Because of her HR background, her employees knew her, and connected to her. “My team wanted me and the company to succeed. There was great support all around. My daughter and son-in-law also moved back to India with their children.” The duo had been sent to London to revive a plant they had opened there that wasn’t performing. Meher and her husband had joined as trainee engineers, and within two years, they were granted the opportunity to escalate.

As a chemical engineer, she also has a great eye and sound know-how in finance. Anu handed over shop to Meher, and took a retirement.

Success

Anu then wanted to give back in terms of time and money, and discovered Akansha, an NGO. “I got very involved in their activities, in a very hands-on manner. I brought them to Pune, and Thermax created space for them in our premises when we did up the office,” she explains.

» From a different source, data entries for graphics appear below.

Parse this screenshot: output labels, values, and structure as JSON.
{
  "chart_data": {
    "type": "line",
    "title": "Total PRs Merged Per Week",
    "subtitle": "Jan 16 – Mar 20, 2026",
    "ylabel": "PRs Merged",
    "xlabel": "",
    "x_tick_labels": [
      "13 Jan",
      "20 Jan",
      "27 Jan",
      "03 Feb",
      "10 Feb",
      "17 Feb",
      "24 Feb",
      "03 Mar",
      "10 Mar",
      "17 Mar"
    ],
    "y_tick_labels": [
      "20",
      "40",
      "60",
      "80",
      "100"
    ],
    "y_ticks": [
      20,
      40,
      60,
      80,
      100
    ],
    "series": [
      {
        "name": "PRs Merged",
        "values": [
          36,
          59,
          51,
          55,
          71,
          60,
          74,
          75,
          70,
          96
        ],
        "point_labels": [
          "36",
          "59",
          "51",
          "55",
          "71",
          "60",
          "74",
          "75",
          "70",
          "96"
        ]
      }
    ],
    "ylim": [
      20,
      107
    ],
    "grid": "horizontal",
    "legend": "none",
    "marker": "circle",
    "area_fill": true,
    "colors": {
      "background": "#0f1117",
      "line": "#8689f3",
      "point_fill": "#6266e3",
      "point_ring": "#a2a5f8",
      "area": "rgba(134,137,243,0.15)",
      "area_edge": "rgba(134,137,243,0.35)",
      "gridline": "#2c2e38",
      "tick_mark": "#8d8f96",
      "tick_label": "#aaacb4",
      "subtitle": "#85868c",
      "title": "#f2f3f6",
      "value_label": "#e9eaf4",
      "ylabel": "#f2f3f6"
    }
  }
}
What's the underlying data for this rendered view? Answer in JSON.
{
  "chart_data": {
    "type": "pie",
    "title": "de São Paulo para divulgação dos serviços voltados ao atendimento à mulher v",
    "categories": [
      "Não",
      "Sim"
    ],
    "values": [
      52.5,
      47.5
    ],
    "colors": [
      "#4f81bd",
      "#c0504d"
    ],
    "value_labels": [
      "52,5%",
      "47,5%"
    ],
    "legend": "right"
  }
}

Anu came to join the Board of Advisors for both Akaknksha as well as Teach For India, both grand organisations aiming to improve the quality of education. Anu marvels at the boom in the sector thanks to digitization and innovation. At Teach For India, they were able to create ‘Firki,’ an open source curriculum for teacher training.

” It is important to share your stories, so people can follow your example. Innovation right now in the sector is mind-boggling. As this sector does not get much recognition, award ceremonies like Marico’s Innovation for India Awards help people share their awe-inspiring initiatives.”

Under their wings, four students were selected for full scholarships at world colleges, and five also got selected to the Azim Premji University. Anu won the Padma Shri in 2010 for her contribution to the social sector.

“Don’t make me larger than life. I was and am, very ordinary,” she says. And after that heartwarming conversation, I think a new enlightened and empowered me might believe her.